The air we breathe in today is a mixture of smoke, particulate matter and noxious gases that causes great harm to our bodies. Amongst these, particulate matter that is smaller than 2.5 millionths of a metre is the worst.
These particle matters are emitted into the air from car exhausts, industrial exhausts, coal fires, wood stoves etc. While the body’s natural defences help keep larger particle matter out of the system by sneezing or coughing it out, smaller particle matter enters the body easily.
These then get trapped in the lungs and enter the bloodstream. Particle matter has in particular been linked to increasing number of lung cancer cases. Apart from lung cancer, coal tar particle matter has been linked to bladder cancer, soot to oesophageal cancer and benzene and other pesticides to leukaemia.
Radon is another source of air pollution that is emitted from the ground.
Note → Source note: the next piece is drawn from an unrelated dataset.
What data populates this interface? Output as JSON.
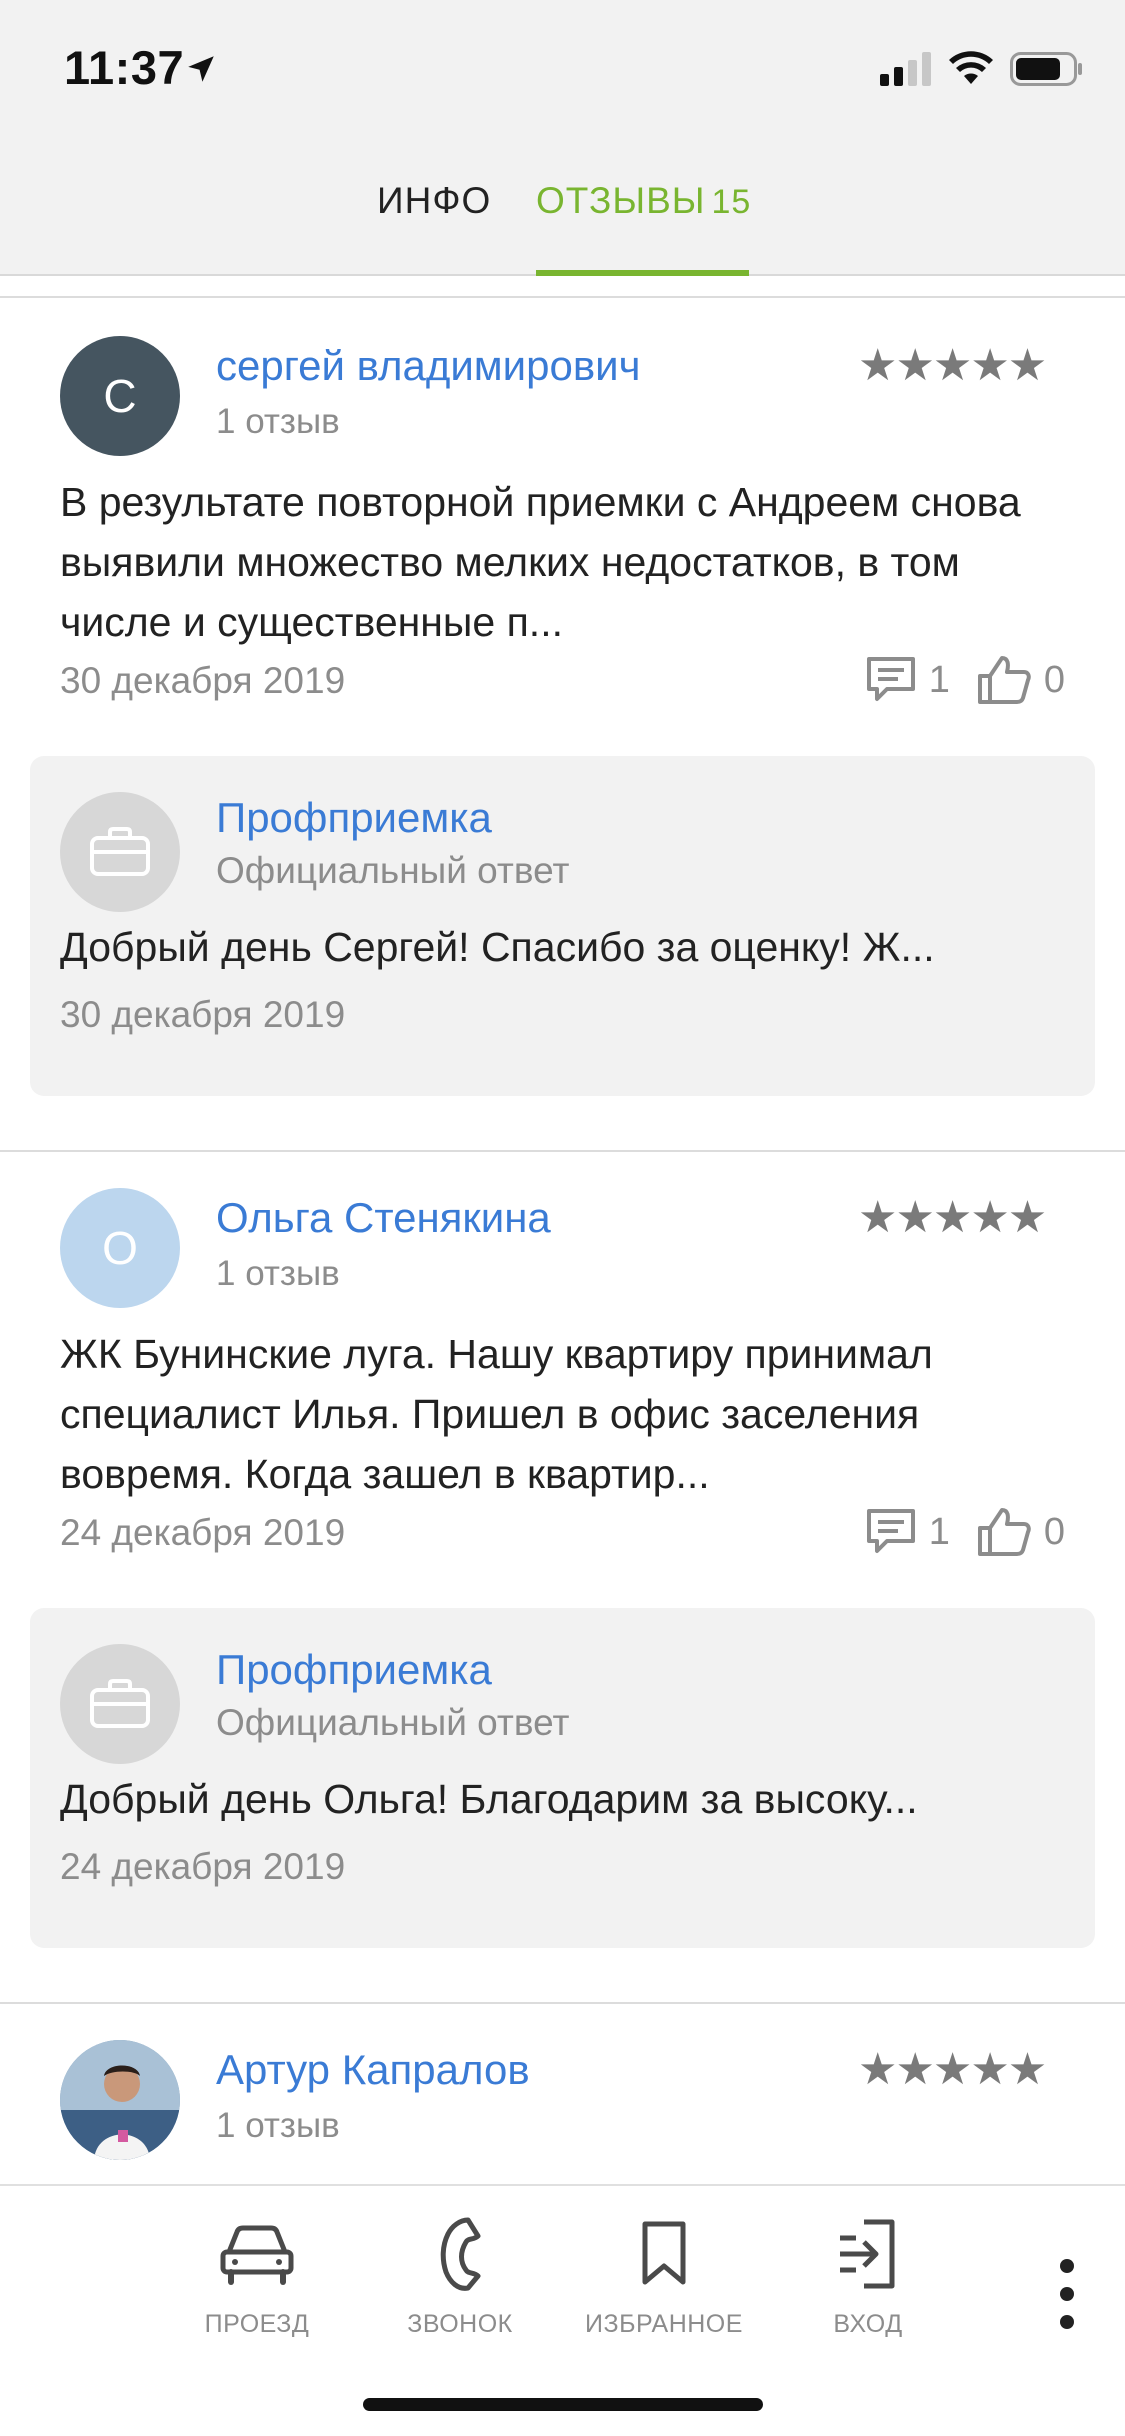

In some cases, radon can also be emitted through the water. As this gas decays, it releases tiny particles that when inhaled bombard the lung cells with radiation that can cause radiation.
Smoking can worsen this effect and increase a person’s risk of suffering from lung cancer. Both first-hand and second-hand smoking have also been linked to breast cancer.
Apart from trying to reduce emissions to lower air pollution, it is also important to clean filets of air conditions, etc. regularly to lower indoor air pollution. Preventing the smoking of tobacco in public spaces can also help improve air quality.
All pollutants emitted by us eventually find their way into the water we drink. Even if you are not drinking contaminated water, merely, showering or swimming in contaminated water can make your body more vulnerable to the carcinogens in it.
Common water pollutants include arsenic, hazardous waste, animal waste, radon, chemicals and asbestos. Drinking water with concentrated amounts of arsenic has been linked to cancer of the lungs, liver, kidney and bladder while the chlorine used to treat drinking water increases the risk of bladder and rectal cancer.
To reduce the risks of cancer caused by polluted water, it is essential to reduce disinfectant by-products by keeping water treatment facilities updated and promote green chemistry and alternative assessments to reduce pollution as a whole.